As online registration becomes mandatory for all financial services firms
Guernsey’s Revenue Service is amending the Channel Island’s income tax law to strengthen its automatic exchange of information (AEOI) system, which is based on the OECD’s common reporting standard (CRS) and America’s Foreign Account Tax Compliance Act (Fatca).
The AEOI has been implemented in a phased approach over the last five years, starting with Fatca and then CRS, law firm Carey Olsen explained.
The latest amendment applies to both measures, but it also impacts all financial institutions regardless of whether they are required to report information or not.
Until now, only firms that fell under CRS or Fatca were required to register with the Revenue Service’s online reporting system – Information Gateway Online Reporter (Igor).
But now all financial institutions (FI) will need to sign up to the platform and specify whether or not they have reporting obligations under CRS or Fatca.
They will also need to specify if their company is classified as a:
Every year, by the end of February, FIs will need to confirm that their classification is still correct.
If it changes, firms will need to inform the Revenue Service within 14 days.
As part of the amendment, Guernsey passed regulations to increase sanctions for CRS and Fatca non-compliance.
These set out enhanced penalties of £1,000 ($1,364, €1,164) a day if there has been 30 days of continual failure, after an initial fine of £300 and daily sanctions of £50, to submit a report by the yearly deadline of 30 June, Carey Olsen said.
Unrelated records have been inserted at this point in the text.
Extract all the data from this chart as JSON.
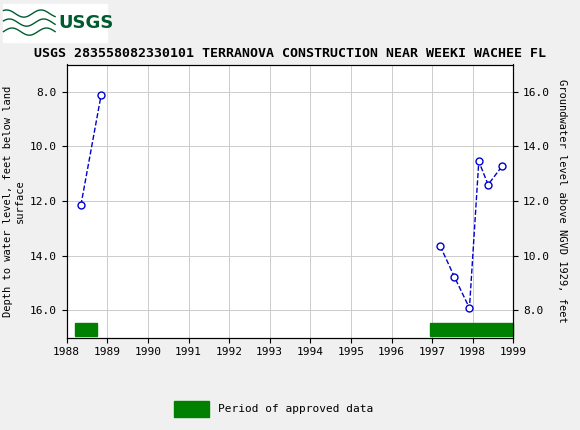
{
  "title": "USGS 283558082330101 TERRANOVA CONSTRUCTION NEAR WEEKI WACHEE FL",
  "segments": [
    {
      "x": [
        1988.35,
        1988.85
      ],
      "y": [
        12.15,
        8.1
      ]
    },
    {
      "x": [
        1997.2,
        1997.55,
        1997.92,
        1998.15,
        1998.38,
        1998.72
      ],
      "y": [
        13.65,
        14.78,
        15.92,
        10.55,
        11.4,
        10.73
      ]
    }
  ],
  "xlim": [
    1988,
    1999
  ],
  "ylim_left": [
    17.0,
    7.0
  ],
  "ylim_right": [
    7.0,
    17.0
  ],
  "y_ticks_left": [
    8.0,
    10.0,
    12.0,
    14.0,
    16.0
  ],
  "y_ticks_right": [
    8.0,
    10.0,
    12.0,
    14.0,
    16.0
  ],
  "x_ticks": [
    1988,
    1989,
    1990,
    1991,
    1992,
    1993,
    1994,
    1995,
    1996,
    1997,
    1998,
    1999
  ],
  "ylabel_left": "Depth to water level, feet below land\nsurface",
  "ylabel_right": "Groundwater level above NGVD 1929, feet",
  "line_color": "#0000cc",
  "marker_facecolor": "white",
  "marker_edgecolor": "#0000cc",
  "approved_bars": [
    {
      "x_start": 1988.2,
      "x_end": 1988.75
    },
    {
      "x_start": 1996.95,
      "x_end": 1999.0
    }
  ],
  "approved_bar_color": "#008000",
  "approved_bar_label": "Period of approved data",
  "header_bg_color": "#005c2e",
  "background_color": "#f0f0f0",
  "plot_bg_color": "#ffffff",
  "grid_color": "#cccccc",
  "title_fontsize": 9.5,
  "axis_label_fontsize": 7.5,
  "tick_fontsize": 8
}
If reports are incorrect or incomplete due to negligence or fraud, penalties will be calculated according to the value of the account or accounts affected.
In the case of negligence, the maximum fine is 0.5% of the balance or value of the account(s), but if a complete return is filed before an enquiry into potential non-compliance begins, there won’t be any sanctions payable.
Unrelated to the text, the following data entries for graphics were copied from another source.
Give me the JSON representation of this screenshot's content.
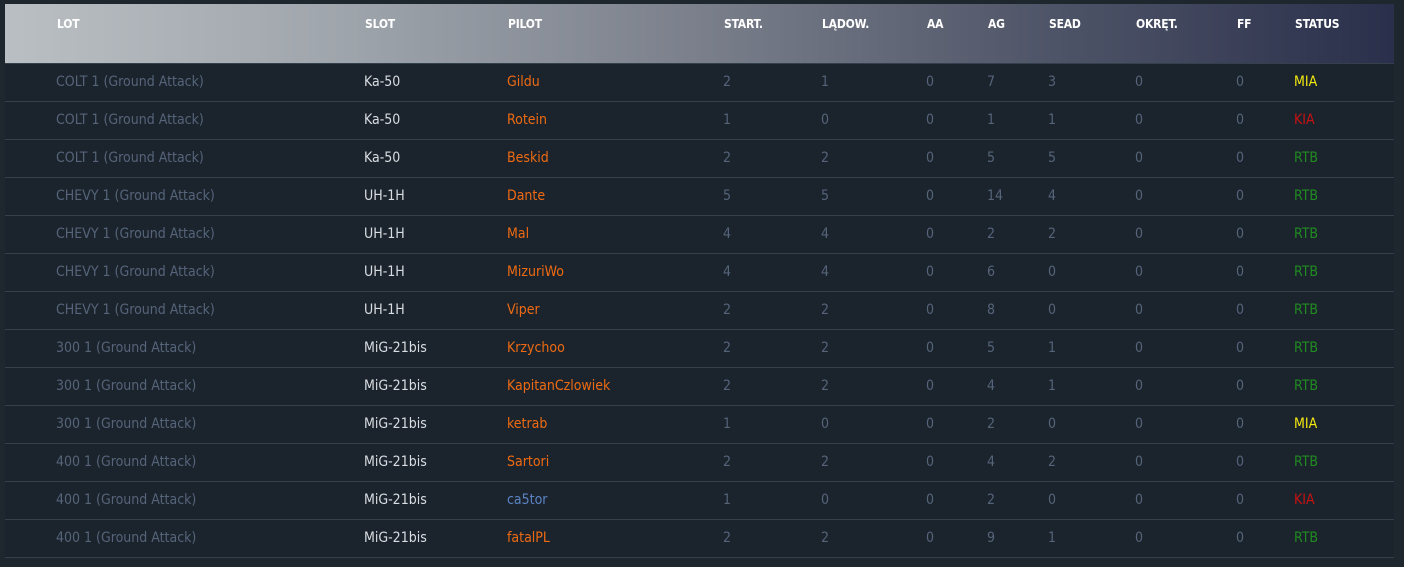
{
  "headers": [
    "LOT",
    "SLOT",
    "PILOT",
    "START.",
    "LĄDOW.",
    "AA",
    "AG",
    "SEAD",
    "OKRĘT.",
    "FF",
    "STATUS"
  ],
  "status_colors": {
    "MIA": "#f5e90f",
    "KIA": "#c81212",
    "RTB": "#1f8c1f"
  },
  "rows": [
    [
      "COLT 1 (Ground Attack)",
      "Ka-50",
      "Gildu",
      "2",
      "1",
      "0",
      "7",
      "3",
      "0",
      "0",
      "MIA"
    ],
    [
      "COLT 1 (Ground Attack)",
      "Ka-50",
      "Rotein",
      "1",
      "0",
      "0",
      "1",
      "1",
      "0",
      "0",
      "KIA"
    ],
    [
      "COLT 1 (Ground Attack)",
      "Ka-50",
      "Beskid",
      "2",
      "2",
      "0",
      "5",
      "5",
      "0",
      "0",
      "RTB"
    ],
    [
      "CHEVY 1 (Ground Attack)",
      "UH-1H",
      "Dante",
      "5",
      "5",
      "0",
      "14",
      "4",
      "0",
      "0",
      "RTB"
    ],
    [
      "CHEVY 1 (Ground Attack)",
      "UH-1H",
      "Mal",
      "4",
      "4",
      "0",
      "2",
      "2",
      "0",
      "0",
      "RTB"
    ],
    [
      "CHEVY 1 (Ground Attack)",
      "UH-1H",
      "MizuriWo",
      "4",
      "4",
      "0",
      "6",
      "0",
      "0",
      "0",
      "RTB"
    ],
    [
      "CHEVY 1 (Ground Attack)",
      "UH-1H",
      "Viper",
      "2",
      "2",
      "0",
      "8",
      "0",
      "0",
      "0",
      "RTB"
    ],
    [
      "300 1 (Ground Attack)",
      "MiG-21bis",
      "Krzychoo",
      "2",
      "2",
      "0",
      "5",
      "1",
      "0",
      "0",
      "RTB"
    ],
    [
      "300 1 (Ground Attack)",
      "MiG-21bis",
      "KapitanCzlowiek",
      "2",
      "2",
      "0",
      "4",
      "1",
      "0",
      "0",
      "RTB"
    ],
    [
      "300 1 (Ground Attack)",
      "MiG-21bis",
      "ketrab",
      "1",
      "0",
      "0",
      "2",
      "0",
      "0",
      "0",
      "MIA"
    ],
    [
      "400 1 (Ground Attack)",
      "MiG-21bis",
      "Sartori",
      "2",
      "2",
      "0",
      "4",
      "2",
      "0",
      "0",
      "RTB"
    ],
    [
      "400 1 (Ground Attack)",
      "MiG-21bis",
      "ca5tor",
      "1",
      "0",
      "0",
      "2",
      "0",
      "0",
      "0",
      "KIA"
    ],
    [
      "400 1 (Ground Attack)",
      "MiG-21bis",
      "fatalPL",
      "2",
      "2",
      "0",
      "9",
      "1",
      "0",
      "0",
      "RTB"
    ]
  ],
  "highlighted_pilots": [
    "ca5tor"
  ]
}
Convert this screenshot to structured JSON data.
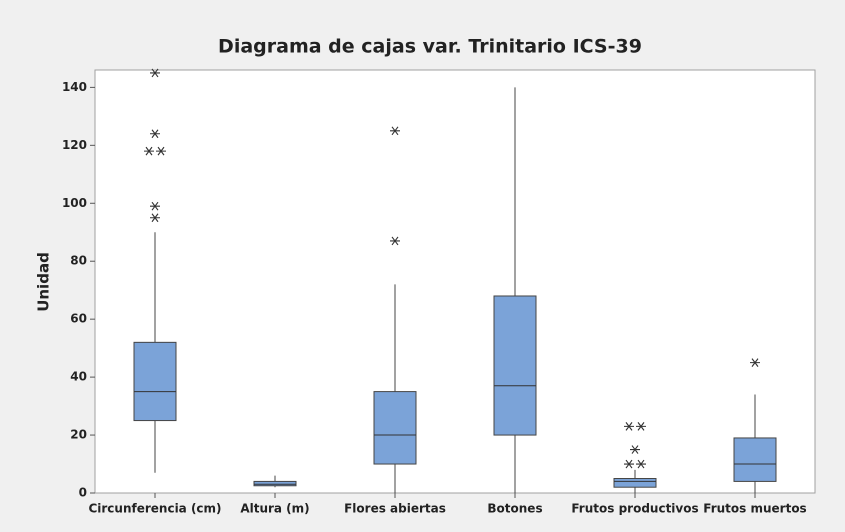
{
  "chart_data": {
    "type": "box",
    "title": "Diagrama de cajas var. Trinitario ICS-39",
    "y_label": "Unidad",
    "categories": [
      "Circunferencia (cm)",
      "Altura (m)",
      "Flores abiertas",
      "Botones",
      "Frutos productivos",
      "Frutos muertos"
    ],
    "min": [
      7,
      2,
      0,
      0,
      0,
      0
    ],
    "q1": [
      25,
      2.5,
      10,
      20,
      2,
      4
    ],
    "median": [
      35,
      3,
      20,
      37,
      4,
      10
    ],
    "q3": [
      52,
      4,
      35,
      68,
      5,
      19
    ],
    "max": [
      90,
      6,
      72,
      140,
      8,
      34
    ],
    "outliers": [
      [
        95,
        99,
        118,
        118,
        124,
        145
      ],
      [],
      [
        87,
        125
      ],
      [],
      [
        10,
        10,
        15,
        23,
        23
      ],
      [
        45
      ]
    ],
    "color": "#7ba3d8",
    "ylim": [
      0,
      146
    ],
    "yticks": [
      0,
      20,
      40,
      60,
      80,
      100,
      120,
      140
    ]
  }
}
If the filing is found to be fraudulent, the maximum fine is set at 1% of the balance or value.
Konrad Friedlaender, partner, and Laila Arstall, counsel at Carey Olsen in Guernsey, said: “The latest changes to Guernsey’s tax law facilitate greater monitoring by the Revenue Service at industry and institutional levels and provide the legal basis for targeted compliance measures to be taken by the Revenue Service.
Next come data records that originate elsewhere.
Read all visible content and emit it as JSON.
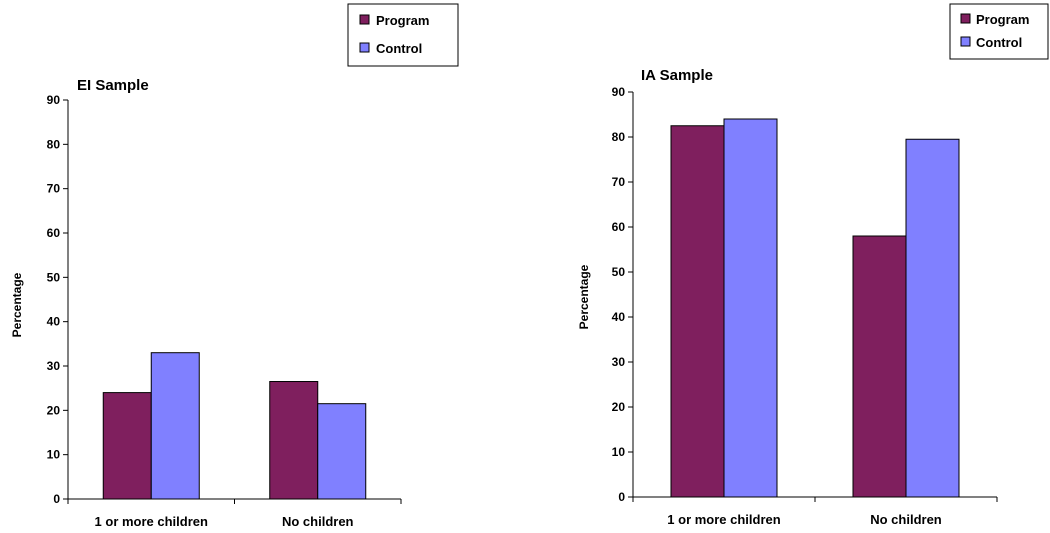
{
  "colors": {
    "program": "#7f1f5e",
    "control": "#8080ff"
  },
  "chart_data": [
    {
      "type": "bar",
      "title": "EI Sample",
      "ylabel": "Percentage",
      "xlabel": "",
      "ylim": [
        0,
        90
      ],
      "yticks": [
        0,
        10,
        20,
        30,
        40,
        50,
        60,
        70,
        80,
        90
      ],
      "categories": [
        "1 or more children",
        "No children"
      ],
      "series": [
        {
          "name": "Program",
          "values": [
            24,
            26.5
          ]
        },
        {
          "name": "Control",
          "values": [
            33,
            21.5
          ]
        }
      ],
      "legend": "top-right",
      "grid": false
    },
    {
      "type": "bar",
      "title": "IA Sample",
      "ylabel": "Percentage",
      "xlabel": "",
      "ylim": [
        0,
        90
      ],
      "yticks": [
        0,
        10,
        20,
        30,
        40,
        50,
        60,
        70,
        80,
        90
      ],
      "categories": [
        "1 or more children",
        "No children"
      ],
      "series": [
        {
          "name": "Program",
          "values": [
            82.5,
            58
          ]
        },
        {
          "name": "Control",
          "values": [
            84,
            79.5
          ]
        }
      ],
      "legend": "top-right",
      "grid": false
    }
  ]
}
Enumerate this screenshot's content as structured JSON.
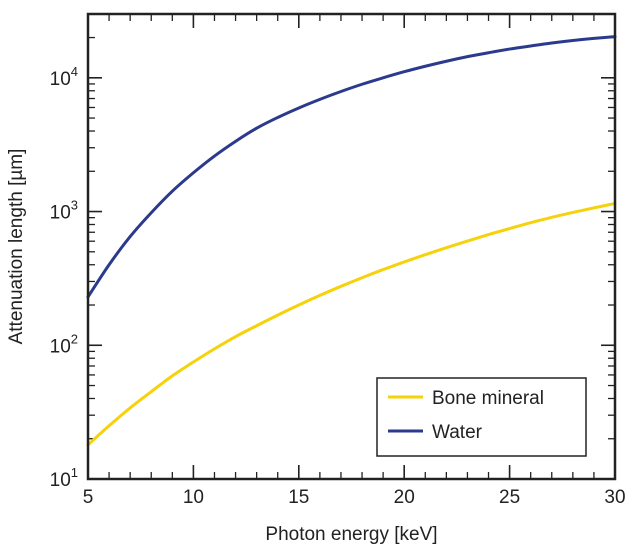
{
  "chart_data": {
    "type": "line",
    "title": "",
    "xlabel": "Photon energy [keV]",
    "ylabel": "Attenuation length [µm]",
    "xlim": [
      5,
      30
    ],
    "ylim": [
      10,
      30000
    ],
    "yscale": "log",
    "grid": false,
    "legend_position": "bottom-right",
    "x_ticks": [
      5,
      10,
      15,
      20,
      25,
      30
    ],
    "x_tick_labels": [
      "5",
      "10",
      "15",
      "20",
      "25",
      "30"
    ],
    "y_ticks": [
      {
        "value": 10,
        "base": "10",
        "exp": "1"
      },
      {
        "value": 100,
        "base": "10",
        "exp": "2"
      },
      {
        "value": 1000,
        "base": "10",
        "exp": "3"
      },
      {
        "value": 10000,
        "base": "10",
        "exp": "4"
      }
    ],
    "series": [
      {
        "name": "Bone mineral",
        "color": "#F5D20A",
        "x": [
          5,
          6,
          7,
          8,
          9,
          10,
          11,
          12,
          13,
          14,
          15,
          16,
          17,
          18,
          19,
          20,
          21,
          22,
          23,
          24,
          25,
          26,
          27,
          28,
          29,
          30
        ],
        "y": [
          18,
          25,
          34,
          45,
          59,
          75,
          94,
          116,
          140,
          168,
          200,
          236,
          276,
          320,
          368,
          420,
          476,
          537,
          602,
          672,
          746,
          825,
          905,
          985,
          1065,
          1150
        ]
      },
      {
        "name": "Water",
        "color": "#2B3A8C",
        "x": [
          5,
          6,
          7,
          8,
          9,
          10,
          11,
          12,
          13,
          14,
          15,
          16,
          17,
          18,
          19,
          20,
          21,
          22,
          23,
          24,
          25,
          26,
          27,
          28,
          29,
          30
        ],
        "y": [
          230,
          400,
          650,
          980,
          1420,
          1950,
          2600,
          3350,
          4200,
          5050,
          5950,
          6900,
          7900,
          8950,
          10000,
          11100,
          12200,
          13300,
          14400,
          15400,
          16400,
          17300,
          18200,
          19000,
          19700,
          20300
        ]
      }
    ]
  }
}
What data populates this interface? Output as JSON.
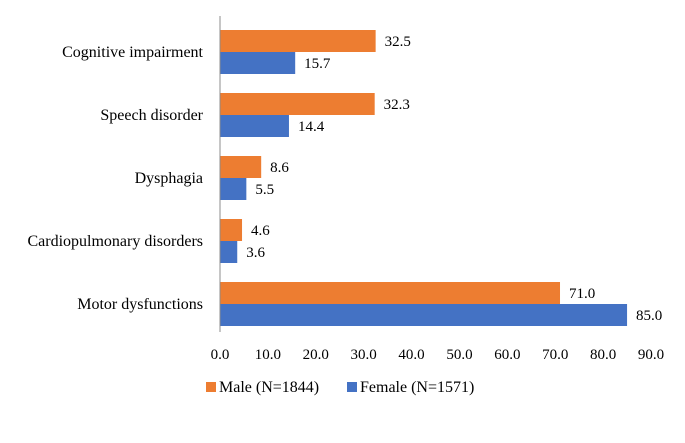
{
  "chart_data": {
    "type": "bar",
    "orientation": "horizontal",
    "categories": [
      "Cognitive impairment",
      "Speech disorder",
      "Dysphagia",
      "Cardiopulmonary disorders",
      "Motor dysfunctions"
    ],
    "series": [
      {
        "name": "Male (N=1844)",
        "color": "#ED7D31",
        "values": [
          32.5,
          32.3,
          8.6,
          4.6,
          71.0
        ],
        "labels": [
          "32.5",
          "32.3",
          "8.6",
          "4.6",
          "71.0"
        ]
      },
      {
        "name": "Female (N=1571)",
        "color": "#4472C4",
        "values": [
          15.7,
          14.4,
          5.5,
          3.6,
          85.0
        ],
        "labels": [
          "15.7",
          "14.4",
          "5.5",
          "3.6",
          "85.0"
        ]
      }
    ],
    "xlim": [
      0,
      90
    ],
    "xticks": [
      "0.0",
      "10.0",
      "20.0",
      "30.0",
      "40.0",
      "50.0",
      "60.0",
      "70.0",
      "80.0",
      "90.0"
    ],
    "title": "",
    "xlabel": "",
    "ylabel": "",
    "grid": false,
    "legend_position": "bottom"
  }
}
“Given that Guernsey’s financial institutions have now had over five years to become accustomed to the AEOI requirements of CRS and Fatca, it is anticipated that any additional compliance burden on Guernsey’s financial institutions will have limited impact for those who are already engaged with AEOI and have in place appropriate policies and operational procedures that can be readily adapted to meet new requirements.
“Certainly, the exchange of information based on accurate data is in stakeholders’ interests and ultimately assists with Guernsey retaining its well-deserved reputation as a centre of excellence in the world of offshore financial services.”